Ce qui frappe, c’est la facilité avec laquelle la critique s’exprime. Un clic, un commentaire, un post, … et l’entraîneur devient la cible. Mais derrière chaque décision se cache la réalité : des blessures, des choix stratégiques complexes, des compromis financiers, des dynamiques de groupe, … Réduire tout cela à une phrase assassine sur les réseaux est une injustice profonde.
Je crois que ce que les entraîneurs espèrent ce n’est pas d’être épargnés. Mais d’être soutenus. Le soutien, ce n’est pas l’absence de critique, c’est la reconnaissance de la complexité de leur mission. C’est aussi la conscience que l’entraîneur est un être humain, pas seulement un résultat ou un tableau de scores.

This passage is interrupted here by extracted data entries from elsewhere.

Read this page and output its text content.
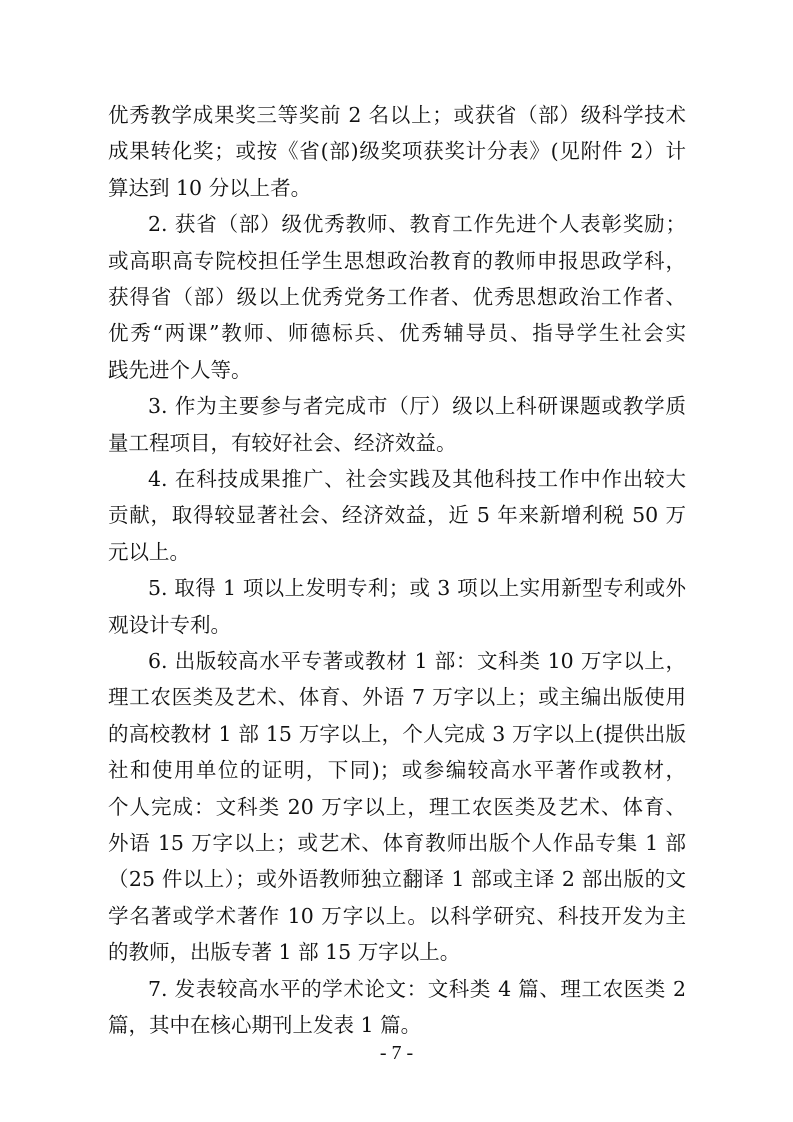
优秀教学成果奖三等奖前 2 名以上；或获省（部）级科学技术
成果转化奖；或按《省(部)级奖项获奖计分表》(见附件 2）计
算达到 10 分以上者。
2. 获省（部）级优秀教师、教育工作先进个人表彰奖励；
或高职高专院校担任学生思想政治教育的教师申报思政学科，
获得省（部）级以上优秀党务工作者、优秀思想政治工作者、
优秀“两课”教师、师德标兵、优秀辅导员、指导学生社会实
践先进个人等。
3. 作为主要参与者完成市（厅）级以上科研课题或教学质
量工程项目，有较好社会、经济效益。
4. 在科技成果推广、社会实践及其他科技工作中作出较大
贡献，取得较显著社会、经济效益，近 5 年来新增利税 50 万
元以上。
5. 取得 1 项以上发明专利；或 3 项以上实用新型专利或外
观设计专利。
6. 出版较高水平专著或教材 1 部：文科类 10 万字以上，
理工农医类及艺术、体育、外语 7 万字以上；或主编出版使用
的高校教材 1 部 15 万字以上，个人完成 3 万字以上(提供出版
社和使用单位的证明，下同)；或参编较高水平著作或教材，
个人完成：文科类 20 万字以上，理工农医类及艺术、体育、
外语 15 万字以上；或艺术、体育教师出版个人作品专集 1 部
（25 件以上）；或外语教师独立翻译 1 部或主译 2 部出版的文
学名著或学术著作 10 万字以上。以科学研究、科技开发为主
的教师，出版专著 1 部 15 万字以上。
7. 发表较高水平的学术论文：文科类 4 篇、理工农医类 2
篇，其中在核心期刊上发表 1 篇。
- 7 -
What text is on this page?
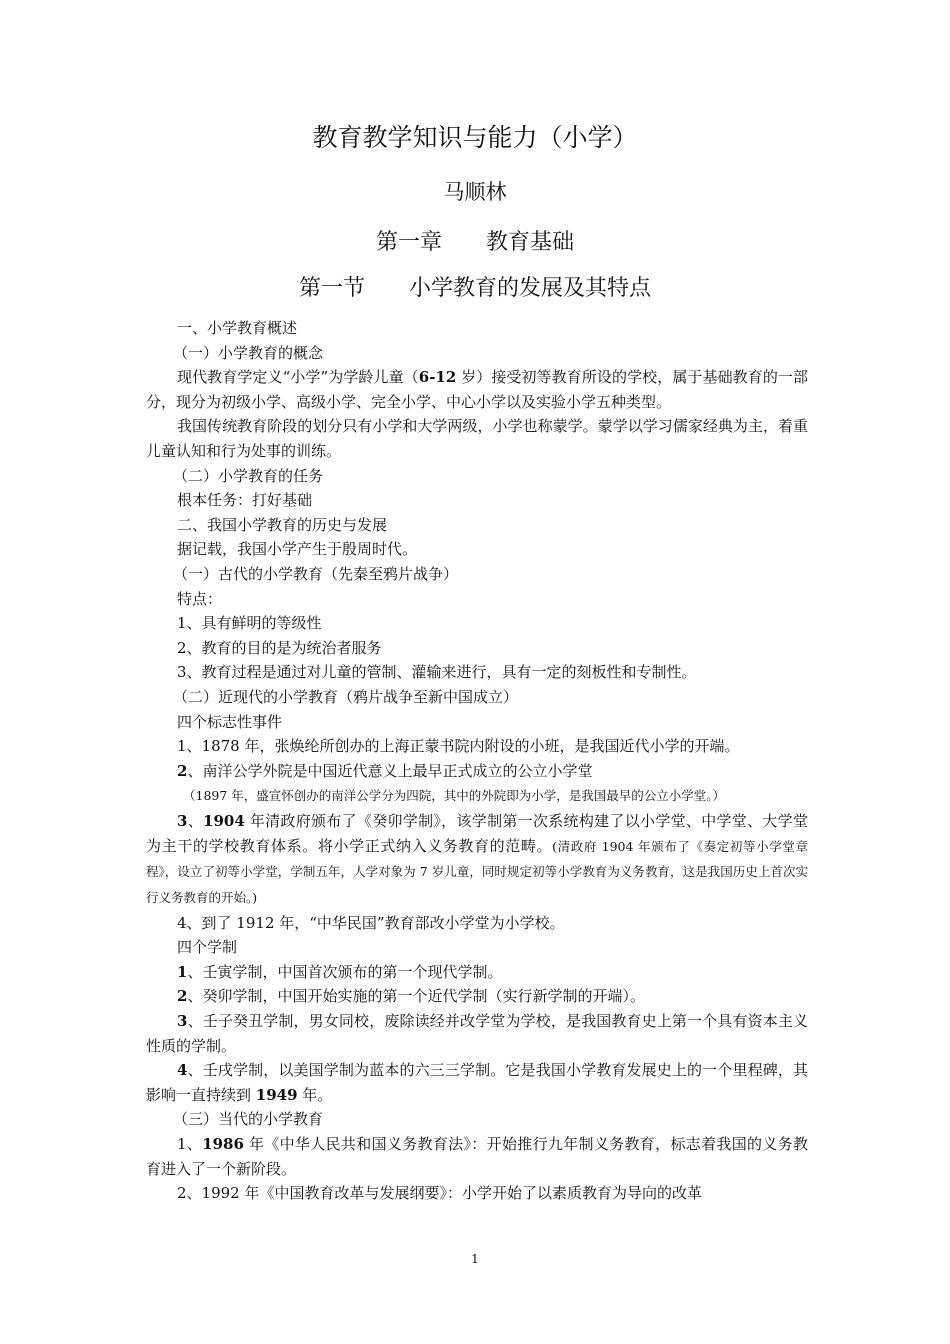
教育教学知识与能力（小学）
马顺林
第一章 教育基础
第一节 小学教育的发展及其特点

一、小学教育概述

（一）小学教育的概念

现代教育学定义“小学”为学龄儿童（6-12 岁）接受初等教育所设的学校，属于基础教育的一部分，现分为初级小学、高级小学、完全小学、中心小学以及实验小学五种类型。

我国传统教育阶段的划分只有小学和大学两级，小学也称蒙学。蒙学以学习儒家经典为主，着重儿童认知和行为处事的训练。

（二）小学教育的任务

根本任务：打好基础

二、我国小学教育的历史与发展

据记载，我国小学产生于殷周时代。

（一）古代的小学教育（先秦至鸦片战争）

特点：

1、具有鲜明的等级性

2、教育的目的是为统治者服务

3、教育过程是通过对儿童的管制、灌输来进行，具有一定的刻板性和专制性。

（二）近现代的小学教育（鸦片战争至新中国成立）

四个标志性事件

1、1878 年，张焕纶所创办的上海正蒙书院内附设的小班，是我国近代小学的开端。

2、南洋公学外院是中国近代意义上最早正式成立的公立小学堂

（1897 年，盛宣怀创办的南洋公学分为四院，其中的外院即为小学，是我国最早的公立小学堂。）

3、1904 年清政府颁布了《癸卯学制》，该学制第一次系统构建了以小学堂、中学堂、大学堂为主干的学校教育体系。将小学正式纳入义务教育的范畴。(清政府 1904 年颁布了《奏定初等小学堂章程》，设立了初等小学堂，学制五年，人学对象为 7 岁儿童，同时规定初等小学教育为义务教育，这是我国历史上首次实行义务教育的开始。)

4、到了 1912 年，“中华民国”教育部改小学堂为小学校。

四个学制

1、壬寅学制，中国首次颁布的第一个现代学制。

2、癸卯学制，中国开始实施的第一个近代学制（实行新学制的开端）。

3、壬子癸丑学制，男女同校，废除读经并改学堂为学校，是我国教育史上第一个具有资本主义性质的学制。

4、壬戌学制，以美国学制为蓝本的六三三学制。它是我国小学教育发展史上的一个里程碑，其影响一直持续到 1949 年。

（三）当代的小学教育

1、1986 年《中华人民共和国义务教育法》：开始推行九年制义务教育，标志着我国的义务教育进入了一个新阶段。

2、1992 年《中国教育改革与发展纲要》：小学开始了以素质教育为导向的改革

1
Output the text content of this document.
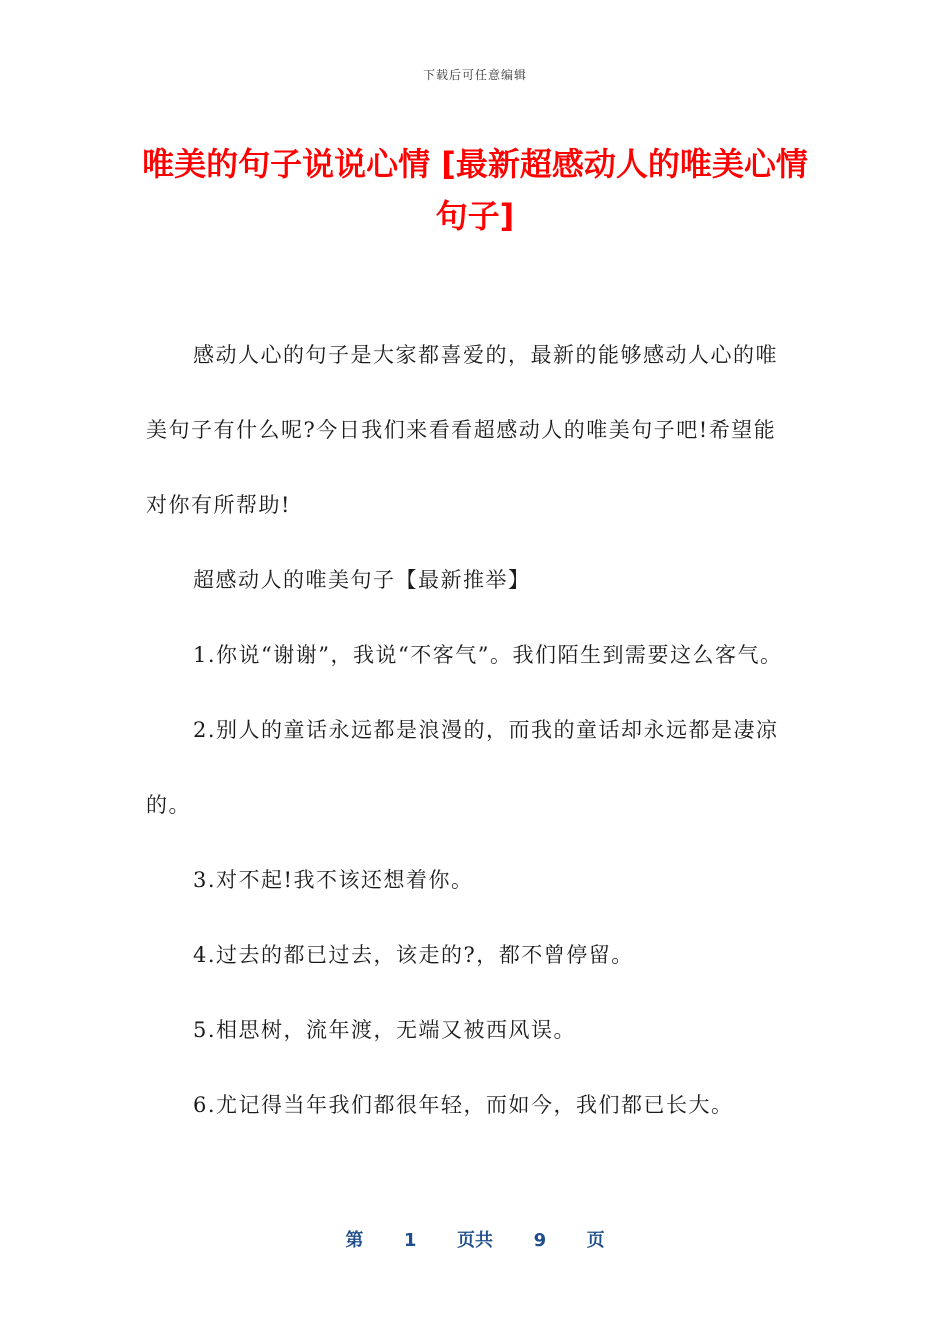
下载后可任意编辑
唯美的句子说说心情 [最新超感动人的唯美心情句子]

感动人心的句子是大家都喜爱的，最新的能够感动人心的唯美句子有什么呢?今日我们来看看超感动人的唯美句子吧!希望能对你有所帮助!

超感动人的唯美句子【最新推举】

1.你说“谢谢”，我说“不客气”。我们陌生到需要这么客气。

2.别人的童话永远都是浪漫的，而我的童话却永远都是凄凉的。

3.对不起!我不该还想着你。

4.过去的都已过去，该走的?，都不曾停留。

5.相思树，流年渡，无端又被西风误。

6.尤记得当年我们都很年轻，而如今，我们都已长大。

第 1 页共 9 页
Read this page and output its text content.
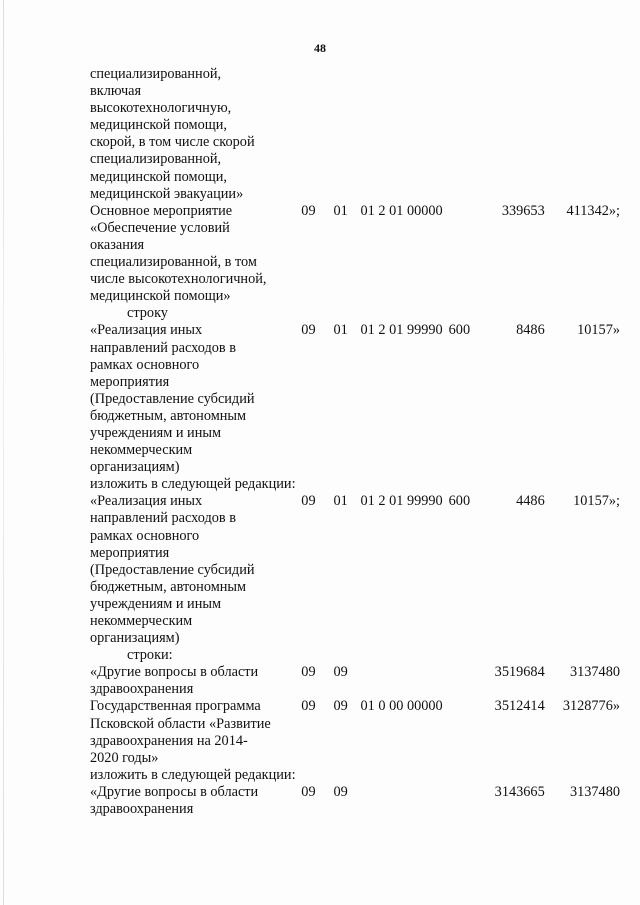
48
специализированной,
включая
высокотехнологичную,
медицинской помощи,
скорой, в том числе скорой
специализированной,
медицинской помощи,
медицинской эвакуации»
Основное мероприятие
«Обеспечение условий
оказания
специализированной, в том
числе высокотехнологичной,
медицинской помощи»
09	01 01 2 01 00000	339653	411342»;
строку
«Реализация иных
направлений расходов в
рамках основного
мероприятия
(Предоставление субсидий
бюджетным, автономным
учреждениям и иным
некоммерческим
организациям)
09	01 01 2 01 99990 600	8486	10157»
изложить в следующей редакции:
«Реализация иных
направлений расходов в
рамках основного
мероприятия
(Предоставление субсидий
бюджетным, автономным
учреждениям и иным
некоммерческим
организациям)
09	01 01 2 01 99990 600	4486	10157»;
строки:
«Другие вопросы в области
здравоохранения
09	09	3519684	3137480
Государственная программа
Псковской области «Развитие
здравоохранения на 2014-
2020 годы»
09	09 01 0 00 00000	3512414	3128776»
изложить в следующей редакции:
«Другие вопросы в области
здравоохранения
09	09	3143665	3137480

Même si les réseaux sociaux font désormais partie du paysage et ne disparaîtront pas, il est possible de leur redonner une juste place. S’autoriser à créer des espaces d’accompagnement, comme le font les joueurs : les coachs en ont tout autant besoin et droit. Les clubs, les Fédérations, les associations de coachs, doivent permettre ce soutien pour rester dans les meilleures conditions possibles.
N’oublions pas : la performance durable n’existe pas sans bien-être, et prendre soin de soi en tant qu’entraineur, c’est aussi prendre soin de son équipe, au service de sa performance.